Ein letzter Blick auf die Natur

Neuenfelde nach dem Beschluss zum Bau des A3XX: Gerüchte geistern durch den Ort, der für die Verlängerung der Dasa-Landebahn plattgemacht werden soll. Wer nicht verkaufen will, wird schon mal angerufen und gilt als Arbeitsplatzkiller  ■ Von Peter Ahrens

Die Dasa tut etwas in Finkenwerder. Die Schüler am Gymnasium werden in die Partnerstadt Toulouse geflogen, das Unternehmen hat den Finkenwerder Kunstpreis gespendet, den Seglern einen neuen Yachthafen hingesetzt, den Schulen werden neue Computer gespendet. „Die Leute hier sind eingelullt worden“, sagt Hans Diercks. Diercks hat sich nie um den Kunstpreis beworben, er besitzt kein Segelboot im Yachthafen, er bekommt von Dasa nur den täglichen Fluglärm mit. Weil er sicher ist, dass der mit der Werkserweiterung noch viel schlimmer würde, macht er beim Schutzbündnis für die Elbregion mit. Und weil er fürchtet, dass Dasa, der Finkenwerder Wohltäter, sein Dorf Neuenfelde kaputt macht.

Kommt die verlängerte Landebahn für den Super-Airbus, müssten Häuser am Neuenfelder Rosengarten weichen, da sind sich die Leute vom Schutzbündnis ganz sicher. Seitdem die Erweiterungspläne ruchbar wurden, geistern Gerüchte durch den Ort. Der eine soll schon verkauft haben, bei der anderen sollen städtische Abgesandte mit dem Geldkoffer schon angeklopft haben, heißt es.

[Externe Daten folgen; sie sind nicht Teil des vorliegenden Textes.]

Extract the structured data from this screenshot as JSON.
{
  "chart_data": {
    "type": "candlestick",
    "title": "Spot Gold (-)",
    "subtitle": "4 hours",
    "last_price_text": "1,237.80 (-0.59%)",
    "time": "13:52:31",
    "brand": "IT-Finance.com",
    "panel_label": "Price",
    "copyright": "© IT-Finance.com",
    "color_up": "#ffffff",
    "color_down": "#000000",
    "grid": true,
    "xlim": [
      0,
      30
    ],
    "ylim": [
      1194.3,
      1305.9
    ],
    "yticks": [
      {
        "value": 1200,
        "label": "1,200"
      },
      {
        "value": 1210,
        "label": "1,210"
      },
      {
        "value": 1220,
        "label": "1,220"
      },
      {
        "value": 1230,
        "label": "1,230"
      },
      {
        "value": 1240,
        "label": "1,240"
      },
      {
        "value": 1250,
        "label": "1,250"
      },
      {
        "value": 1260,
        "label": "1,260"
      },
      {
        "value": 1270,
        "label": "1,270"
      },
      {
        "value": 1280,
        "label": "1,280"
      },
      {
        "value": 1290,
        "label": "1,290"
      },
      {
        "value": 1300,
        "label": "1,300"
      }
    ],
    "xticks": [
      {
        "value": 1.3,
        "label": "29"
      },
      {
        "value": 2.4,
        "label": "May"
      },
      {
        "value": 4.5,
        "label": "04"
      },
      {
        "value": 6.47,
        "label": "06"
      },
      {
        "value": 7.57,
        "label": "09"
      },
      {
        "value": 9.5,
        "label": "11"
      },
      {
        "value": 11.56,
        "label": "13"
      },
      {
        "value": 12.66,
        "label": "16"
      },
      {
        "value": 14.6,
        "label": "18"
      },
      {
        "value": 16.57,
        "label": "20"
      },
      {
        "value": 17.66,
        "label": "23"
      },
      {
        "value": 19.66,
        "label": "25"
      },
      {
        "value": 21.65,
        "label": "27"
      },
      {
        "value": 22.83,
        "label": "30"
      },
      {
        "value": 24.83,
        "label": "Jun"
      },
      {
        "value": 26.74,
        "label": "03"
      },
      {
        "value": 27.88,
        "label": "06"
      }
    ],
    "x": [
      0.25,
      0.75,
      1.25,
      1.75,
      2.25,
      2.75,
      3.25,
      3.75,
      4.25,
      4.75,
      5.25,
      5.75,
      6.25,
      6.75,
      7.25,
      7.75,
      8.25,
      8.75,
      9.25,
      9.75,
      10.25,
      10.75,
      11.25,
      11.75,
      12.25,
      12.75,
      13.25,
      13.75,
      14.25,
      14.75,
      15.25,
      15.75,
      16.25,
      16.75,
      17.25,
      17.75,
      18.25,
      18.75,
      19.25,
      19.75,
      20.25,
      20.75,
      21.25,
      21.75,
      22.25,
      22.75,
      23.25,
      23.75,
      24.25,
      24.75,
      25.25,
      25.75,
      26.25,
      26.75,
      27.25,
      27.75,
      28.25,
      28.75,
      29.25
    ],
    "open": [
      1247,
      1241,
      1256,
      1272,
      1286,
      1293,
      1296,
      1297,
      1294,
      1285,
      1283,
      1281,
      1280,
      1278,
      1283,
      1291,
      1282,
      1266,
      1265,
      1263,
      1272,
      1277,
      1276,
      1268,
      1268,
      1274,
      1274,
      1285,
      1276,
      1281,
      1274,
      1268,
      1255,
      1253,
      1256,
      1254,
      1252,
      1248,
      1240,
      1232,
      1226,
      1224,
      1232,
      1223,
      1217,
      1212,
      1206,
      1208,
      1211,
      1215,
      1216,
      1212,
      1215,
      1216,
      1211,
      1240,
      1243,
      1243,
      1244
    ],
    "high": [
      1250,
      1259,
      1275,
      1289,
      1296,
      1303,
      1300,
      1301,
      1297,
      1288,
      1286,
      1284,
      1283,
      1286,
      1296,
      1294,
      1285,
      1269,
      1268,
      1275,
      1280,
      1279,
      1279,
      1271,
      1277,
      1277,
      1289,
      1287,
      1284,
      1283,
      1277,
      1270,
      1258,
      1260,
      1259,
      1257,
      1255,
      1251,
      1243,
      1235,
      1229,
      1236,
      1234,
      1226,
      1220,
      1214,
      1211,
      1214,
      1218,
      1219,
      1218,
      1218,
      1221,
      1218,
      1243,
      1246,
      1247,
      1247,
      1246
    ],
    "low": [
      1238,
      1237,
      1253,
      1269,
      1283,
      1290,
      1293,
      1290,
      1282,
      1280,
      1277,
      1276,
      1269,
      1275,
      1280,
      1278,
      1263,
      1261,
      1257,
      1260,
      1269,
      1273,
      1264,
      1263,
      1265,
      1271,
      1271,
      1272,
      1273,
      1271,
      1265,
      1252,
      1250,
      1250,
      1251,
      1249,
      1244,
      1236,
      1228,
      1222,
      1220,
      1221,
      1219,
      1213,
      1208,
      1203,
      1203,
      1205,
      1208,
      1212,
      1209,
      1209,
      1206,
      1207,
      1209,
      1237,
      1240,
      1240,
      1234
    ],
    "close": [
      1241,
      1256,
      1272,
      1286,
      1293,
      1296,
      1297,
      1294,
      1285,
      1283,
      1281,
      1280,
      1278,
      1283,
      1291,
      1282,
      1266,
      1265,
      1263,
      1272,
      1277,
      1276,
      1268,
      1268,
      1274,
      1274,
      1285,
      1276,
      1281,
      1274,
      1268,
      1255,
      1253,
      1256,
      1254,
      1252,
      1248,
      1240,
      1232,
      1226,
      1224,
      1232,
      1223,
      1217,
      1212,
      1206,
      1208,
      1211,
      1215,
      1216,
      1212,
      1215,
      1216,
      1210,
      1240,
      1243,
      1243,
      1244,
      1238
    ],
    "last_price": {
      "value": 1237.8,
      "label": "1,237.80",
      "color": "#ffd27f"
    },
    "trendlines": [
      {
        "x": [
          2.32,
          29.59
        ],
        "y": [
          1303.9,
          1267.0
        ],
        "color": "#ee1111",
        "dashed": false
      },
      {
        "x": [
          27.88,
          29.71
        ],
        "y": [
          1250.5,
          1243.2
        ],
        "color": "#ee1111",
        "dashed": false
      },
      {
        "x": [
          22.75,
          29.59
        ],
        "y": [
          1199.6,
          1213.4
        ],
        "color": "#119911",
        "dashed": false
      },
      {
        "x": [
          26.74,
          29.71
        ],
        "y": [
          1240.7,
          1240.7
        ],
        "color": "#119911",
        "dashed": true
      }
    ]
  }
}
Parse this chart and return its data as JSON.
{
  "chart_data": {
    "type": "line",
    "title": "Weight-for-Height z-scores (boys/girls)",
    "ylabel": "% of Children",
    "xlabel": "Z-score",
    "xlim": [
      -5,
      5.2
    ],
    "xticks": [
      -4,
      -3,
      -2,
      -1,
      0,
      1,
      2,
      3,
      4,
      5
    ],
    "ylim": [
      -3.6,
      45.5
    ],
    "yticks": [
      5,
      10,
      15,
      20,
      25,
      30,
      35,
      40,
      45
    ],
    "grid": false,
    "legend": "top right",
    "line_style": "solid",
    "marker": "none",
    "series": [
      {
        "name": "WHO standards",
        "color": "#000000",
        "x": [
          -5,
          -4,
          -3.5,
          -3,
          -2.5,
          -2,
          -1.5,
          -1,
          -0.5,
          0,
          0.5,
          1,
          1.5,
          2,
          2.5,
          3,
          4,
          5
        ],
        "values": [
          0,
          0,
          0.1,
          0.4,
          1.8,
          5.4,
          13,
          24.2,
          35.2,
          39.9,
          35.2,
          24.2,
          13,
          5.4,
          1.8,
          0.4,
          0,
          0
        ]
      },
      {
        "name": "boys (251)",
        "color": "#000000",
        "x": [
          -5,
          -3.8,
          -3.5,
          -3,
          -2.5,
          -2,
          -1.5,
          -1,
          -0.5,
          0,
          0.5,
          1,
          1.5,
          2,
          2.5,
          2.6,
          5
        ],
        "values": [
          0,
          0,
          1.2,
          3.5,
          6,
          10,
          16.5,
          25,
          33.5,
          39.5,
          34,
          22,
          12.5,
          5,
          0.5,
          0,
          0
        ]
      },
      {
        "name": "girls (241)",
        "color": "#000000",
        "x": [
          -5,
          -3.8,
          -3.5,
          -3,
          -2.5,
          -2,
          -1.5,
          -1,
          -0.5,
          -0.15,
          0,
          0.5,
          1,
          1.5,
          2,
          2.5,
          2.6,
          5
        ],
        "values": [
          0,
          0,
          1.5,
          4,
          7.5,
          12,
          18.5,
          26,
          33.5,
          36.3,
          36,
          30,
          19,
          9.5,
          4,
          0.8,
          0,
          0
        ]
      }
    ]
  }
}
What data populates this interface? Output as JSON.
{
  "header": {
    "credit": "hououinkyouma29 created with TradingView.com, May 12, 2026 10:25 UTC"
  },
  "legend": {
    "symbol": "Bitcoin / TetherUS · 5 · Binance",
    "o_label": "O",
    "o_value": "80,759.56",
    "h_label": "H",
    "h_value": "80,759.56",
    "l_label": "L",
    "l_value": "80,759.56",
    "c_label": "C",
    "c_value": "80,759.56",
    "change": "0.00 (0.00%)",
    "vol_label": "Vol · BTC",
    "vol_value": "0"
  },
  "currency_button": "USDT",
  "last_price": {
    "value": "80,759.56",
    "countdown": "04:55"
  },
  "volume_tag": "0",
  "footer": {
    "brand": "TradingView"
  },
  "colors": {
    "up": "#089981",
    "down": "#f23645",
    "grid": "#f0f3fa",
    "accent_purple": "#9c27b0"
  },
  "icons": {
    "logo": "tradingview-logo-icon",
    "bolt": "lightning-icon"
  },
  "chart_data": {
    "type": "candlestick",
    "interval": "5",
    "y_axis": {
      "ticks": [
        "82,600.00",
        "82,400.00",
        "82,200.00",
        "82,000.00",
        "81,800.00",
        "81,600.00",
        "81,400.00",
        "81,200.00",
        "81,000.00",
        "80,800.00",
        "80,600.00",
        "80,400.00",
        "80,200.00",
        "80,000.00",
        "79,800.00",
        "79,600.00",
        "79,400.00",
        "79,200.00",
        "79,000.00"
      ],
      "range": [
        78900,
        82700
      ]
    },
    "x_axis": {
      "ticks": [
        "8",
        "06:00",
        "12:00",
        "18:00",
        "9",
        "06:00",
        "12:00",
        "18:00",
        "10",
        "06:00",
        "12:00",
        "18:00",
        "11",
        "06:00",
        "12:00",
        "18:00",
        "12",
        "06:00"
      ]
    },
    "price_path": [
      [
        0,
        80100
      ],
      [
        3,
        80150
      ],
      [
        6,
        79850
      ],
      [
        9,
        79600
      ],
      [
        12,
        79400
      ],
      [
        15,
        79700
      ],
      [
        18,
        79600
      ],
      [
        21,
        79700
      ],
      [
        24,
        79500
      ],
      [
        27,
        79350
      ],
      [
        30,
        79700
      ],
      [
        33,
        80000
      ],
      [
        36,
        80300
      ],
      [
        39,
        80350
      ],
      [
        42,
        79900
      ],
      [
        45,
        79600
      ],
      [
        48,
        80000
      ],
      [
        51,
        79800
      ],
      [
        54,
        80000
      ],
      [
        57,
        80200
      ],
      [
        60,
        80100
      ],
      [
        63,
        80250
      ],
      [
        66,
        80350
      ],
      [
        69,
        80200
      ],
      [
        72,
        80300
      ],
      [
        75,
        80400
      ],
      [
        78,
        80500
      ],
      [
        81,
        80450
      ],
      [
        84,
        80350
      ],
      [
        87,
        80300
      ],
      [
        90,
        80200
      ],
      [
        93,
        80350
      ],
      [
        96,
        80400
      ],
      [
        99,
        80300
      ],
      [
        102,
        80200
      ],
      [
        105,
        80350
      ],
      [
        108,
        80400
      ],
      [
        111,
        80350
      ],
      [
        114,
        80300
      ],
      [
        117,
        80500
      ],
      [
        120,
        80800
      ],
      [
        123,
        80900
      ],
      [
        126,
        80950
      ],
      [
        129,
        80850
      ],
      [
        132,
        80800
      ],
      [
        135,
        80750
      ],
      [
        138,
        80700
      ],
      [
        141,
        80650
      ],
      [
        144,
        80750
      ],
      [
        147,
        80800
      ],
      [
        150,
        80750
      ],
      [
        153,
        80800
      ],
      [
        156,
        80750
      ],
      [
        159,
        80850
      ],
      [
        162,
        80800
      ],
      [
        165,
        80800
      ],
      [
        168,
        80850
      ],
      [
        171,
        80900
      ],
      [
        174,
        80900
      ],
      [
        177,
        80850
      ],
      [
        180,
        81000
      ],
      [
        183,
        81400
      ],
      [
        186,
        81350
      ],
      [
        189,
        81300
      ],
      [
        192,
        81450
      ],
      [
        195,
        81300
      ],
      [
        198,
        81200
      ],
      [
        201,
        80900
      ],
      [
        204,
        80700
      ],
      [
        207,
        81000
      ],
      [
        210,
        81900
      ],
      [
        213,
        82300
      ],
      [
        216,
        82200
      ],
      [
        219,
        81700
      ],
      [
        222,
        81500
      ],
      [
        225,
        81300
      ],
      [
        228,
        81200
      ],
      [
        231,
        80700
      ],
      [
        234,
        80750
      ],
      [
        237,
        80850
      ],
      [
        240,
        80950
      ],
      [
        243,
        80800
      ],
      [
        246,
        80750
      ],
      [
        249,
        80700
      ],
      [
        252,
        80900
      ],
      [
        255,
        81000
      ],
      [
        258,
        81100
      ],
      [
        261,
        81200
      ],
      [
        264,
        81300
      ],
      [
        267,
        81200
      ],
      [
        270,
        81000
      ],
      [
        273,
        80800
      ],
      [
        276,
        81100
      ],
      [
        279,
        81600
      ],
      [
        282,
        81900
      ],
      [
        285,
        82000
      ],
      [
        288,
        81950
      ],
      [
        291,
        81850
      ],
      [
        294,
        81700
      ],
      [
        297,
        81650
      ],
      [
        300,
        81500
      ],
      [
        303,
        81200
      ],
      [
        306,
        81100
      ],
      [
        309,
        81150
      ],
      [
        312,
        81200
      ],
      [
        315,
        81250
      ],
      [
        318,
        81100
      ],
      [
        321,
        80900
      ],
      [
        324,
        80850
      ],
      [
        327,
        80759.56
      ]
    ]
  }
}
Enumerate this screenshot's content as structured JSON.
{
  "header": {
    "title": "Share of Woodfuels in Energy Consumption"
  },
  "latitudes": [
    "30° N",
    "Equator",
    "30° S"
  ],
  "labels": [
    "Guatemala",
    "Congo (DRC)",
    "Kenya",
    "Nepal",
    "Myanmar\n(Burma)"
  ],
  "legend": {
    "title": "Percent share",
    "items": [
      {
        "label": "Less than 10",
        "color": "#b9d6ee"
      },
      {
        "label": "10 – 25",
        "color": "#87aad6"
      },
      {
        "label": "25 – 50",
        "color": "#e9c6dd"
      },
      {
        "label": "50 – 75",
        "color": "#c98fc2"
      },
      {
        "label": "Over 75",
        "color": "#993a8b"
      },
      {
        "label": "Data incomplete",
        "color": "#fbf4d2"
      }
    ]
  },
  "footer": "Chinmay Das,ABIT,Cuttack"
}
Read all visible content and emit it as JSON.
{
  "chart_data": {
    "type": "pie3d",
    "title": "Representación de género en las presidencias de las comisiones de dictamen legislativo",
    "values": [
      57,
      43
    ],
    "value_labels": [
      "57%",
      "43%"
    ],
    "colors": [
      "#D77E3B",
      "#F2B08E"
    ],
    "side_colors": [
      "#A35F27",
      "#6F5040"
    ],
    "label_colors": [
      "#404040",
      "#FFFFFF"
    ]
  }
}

Der Airbus braucht Platz, er braucht eine Zone, in der er künftig bequem landen kann, und mittendrin in der Zone sitzt Bauer W. auf seinem Grund und weigert sich, zu verkaufen. Seine Frau will inzwischen nicht mehr ihren Familiennamen in der Zeitung lesen, möchte am liebsten gar keine Reporter mehr auf ihrem Hof stehen sehen. Spätestens seitdem die anonymen Anrufe kommen, in denen die Familie als Arbeitsplatzkiller beschimpft wird, nachdem W. mal im Fernsehen bekräftigt hat, seinen Grund und Boden behalten zu wollen. Spätestens, seit ihre Tochter immer belästigt wird, wenn sie am Wochenende in die Nachbarorte Neu-Wulmstorf oder Neugraben zum Tanzen geht. Spätestens, seit der Spiegel gegenüber dem Hauseingang eingeschlagen wurde. Wer es war, kann sie nur vermuten: „Viele hoffen hier eben auf die Dasa-Arbeitsplätze.“ Sie hat gehört, dass Leute, die sich bei Dasa um Stellen beworben haben, zu hören kriegen: Sie sollten noch einmal wiederkommen, wenn feststehe, dass Teile des A3XX in Hamburg gebaut werden. Dann stünden ihre Chancen bestens.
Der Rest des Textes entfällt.